There are many worthy people who reprobate the Buchanan method as a matter of history, but who in actual life reprobate still more strongly the Jackson-Lincoln method when it is put into practice. These persons conscientiously believe that the president should solve every doubt in favor of inaction as against action, that he should construe strictly and narrowly the constitutional grant of powers both to the national government, and to the president within the national government. In addition, however, to the men who conscientiously believe in this course from high, although as I hold misguided, motives, there are many men who affect to believe in it merely because it enables them to attack and to try to hamper, for partisan or personal reasons, an executive whom they dislike. There are other men in whom, especially when they are themselves in office, practical adherence to the Buchanan principle represents not well-thought-out devotion to an unwise course, but simple weakness of character and desire to avoid trouble and responsibility. Unfortunately, in practice it makes little difference which class of ideas actuates the president, who by his action sets a cramping precedent. Whether he is high minded and wrongheaded or merely infirm of purpose, whether he means well feebly or is bound by a mischievous misconception of the powers and duties of the national government and of the president, the effect of his actions is the same. The president’s duty is to act so that he himself and his subordinates shall be able to do efficient work for the people, and this efficient work he and they cannot do if Congress is permitted to undertake the task of making up his mind for him as to how he shall perform what is clearly his sole duty.

Footnotes
  1. 1. Roosevelt was referring to some of the unilateral executive actions that he took as president. For example, when Congress sold coal lands at below market rates to mining corporations, Roosevelt withdrew those lands by executive order. “There was a great clamor that I was usurping legislative power,” he wrote Nevertheless, Roosevelt’s actions were sustained by the Supreme Court.

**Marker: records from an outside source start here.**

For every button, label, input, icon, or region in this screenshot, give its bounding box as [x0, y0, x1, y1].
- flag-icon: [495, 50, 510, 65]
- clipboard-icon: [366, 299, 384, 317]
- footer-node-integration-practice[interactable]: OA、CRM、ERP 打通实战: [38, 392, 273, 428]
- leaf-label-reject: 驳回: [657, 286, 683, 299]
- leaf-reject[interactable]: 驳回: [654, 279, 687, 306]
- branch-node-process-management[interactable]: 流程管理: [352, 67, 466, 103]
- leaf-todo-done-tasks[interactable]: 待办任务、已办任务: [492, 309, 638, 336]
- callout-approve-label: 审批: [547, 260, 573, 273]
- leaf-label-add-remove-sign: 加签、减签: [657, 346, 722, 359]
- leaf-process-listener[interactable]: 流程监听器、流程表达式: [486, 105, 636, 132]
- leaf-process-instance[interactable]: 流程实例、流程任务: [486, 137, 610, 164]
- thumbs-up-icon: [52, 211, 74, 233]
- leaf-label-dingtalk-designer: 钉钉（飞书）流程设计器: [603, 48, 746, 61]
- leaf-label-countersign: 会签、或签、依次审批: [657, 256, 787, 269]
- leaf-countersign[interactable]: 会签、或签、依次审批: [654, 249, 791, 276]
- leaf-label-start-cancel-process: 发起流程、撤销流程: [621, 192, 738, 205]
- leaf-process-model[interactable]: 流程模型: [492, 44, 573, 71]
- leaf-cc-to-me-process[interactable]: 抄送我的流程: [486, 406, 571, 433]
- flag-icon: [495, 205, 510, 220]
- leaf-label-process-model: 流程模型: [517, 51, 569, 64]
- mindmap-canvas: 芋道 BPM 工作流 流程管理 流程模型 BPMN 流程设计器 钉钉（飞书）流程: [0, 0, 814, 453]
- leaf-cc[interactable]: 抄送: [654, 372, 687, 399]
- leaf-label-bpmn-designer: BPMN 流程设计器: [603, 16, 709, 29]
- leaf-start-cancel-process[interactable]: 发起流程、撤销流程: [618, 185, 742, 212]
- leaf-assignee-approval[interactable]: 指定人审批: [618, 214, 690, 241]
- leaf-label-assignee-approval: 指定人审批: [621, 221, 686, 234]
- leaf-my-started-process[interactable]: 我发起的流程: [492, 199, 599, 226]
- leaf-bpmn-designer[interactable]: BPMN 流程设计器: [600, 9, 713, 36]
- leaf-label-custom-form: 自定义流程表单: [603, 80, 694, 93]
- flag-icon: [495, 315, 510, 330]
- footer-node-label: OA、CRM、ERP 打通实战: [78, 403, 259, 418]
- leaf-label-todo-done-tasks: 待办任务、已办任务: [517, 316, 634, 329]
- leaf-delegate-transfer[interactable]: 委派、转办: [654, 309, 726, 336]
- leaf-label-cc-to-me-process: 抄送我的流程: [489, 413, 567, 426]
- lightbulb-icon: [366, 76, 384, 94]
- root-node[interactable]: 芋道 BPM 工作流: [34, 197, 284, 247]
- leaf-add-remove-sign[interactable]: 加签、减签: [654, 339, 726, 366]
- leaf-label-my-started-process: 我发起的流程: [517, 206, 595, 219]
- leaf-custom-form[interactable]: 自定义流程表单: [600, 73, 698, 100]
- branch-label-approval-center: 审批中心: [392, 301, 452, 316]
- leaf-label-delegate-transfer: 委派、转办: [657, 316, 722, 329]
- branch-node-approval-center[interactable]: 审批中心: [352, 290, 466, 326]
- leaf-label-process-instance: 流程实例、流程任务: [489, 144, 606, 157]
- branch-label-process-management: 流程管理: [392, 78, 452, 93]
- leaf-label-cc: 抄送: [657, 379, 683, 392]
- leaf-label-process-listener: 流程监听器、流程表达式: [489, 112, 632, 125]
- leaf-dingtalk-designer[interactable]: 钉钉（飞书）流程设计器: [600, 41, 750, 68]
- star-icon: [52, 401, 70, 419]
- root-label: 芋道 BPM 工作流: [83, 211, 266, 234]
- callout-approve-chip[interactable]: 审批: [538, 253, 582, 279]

  2. 2. Roosevelt was most likely referring to Buchanan’s indecisiveness in responding to the Southern attack on Fort Sumter. However, Buchanan’s irresolution was not from constitutional scruple but rather political ambivalence.
  3. 3. Richard Ballinger was accused by Chief Forester Gifford Pinchot of administrative impropriety in reopening closed Alaskan coal lands to special interests. When the controversy became public, Taft sided with Ballinger and fired Pinchot, who had been one of the architects of Roosevelt’s conservation policies. The affair became a major source of division in the Republican Party. Taft’s dismissal of Pinchot infuriated Roosevelt, who viewed it as a personal betrayal by Taft. Subsequent research demonstrated that there was no impropriety in Ballinger’s conduct and that the “affair” was really caused by a battle over internal policy divisions concerning conservationism in the administration.
  4. 4. The charges against Secretary of the Interior Ballinger were investigated by a House committee between January and May 1910. In the end, Ballinger was exonerated of any charges of corruption or malfeasance.
  5. 5. Roosevelt was obviously accusing Taft of deferring to Congress rather than wielding his executive power of removal over the secretary of the interior. However, the exoneration of Ballinger by the Committee of Investigation in the House was precisely the conclusion that Taft had already arrived at before the hearing began. Roosevelt here conflated his personal view of what Taft should have done as a matter of policy with what the executive has the power to do under the Constitution. In other words, Taft should have fired Ballinger, and his refusal to do so indicated that he had a narrow understanding of the Constitution. In fact, Taft wanted to retain Ballinger, and the exoneration by the House merely confirmed his judgment.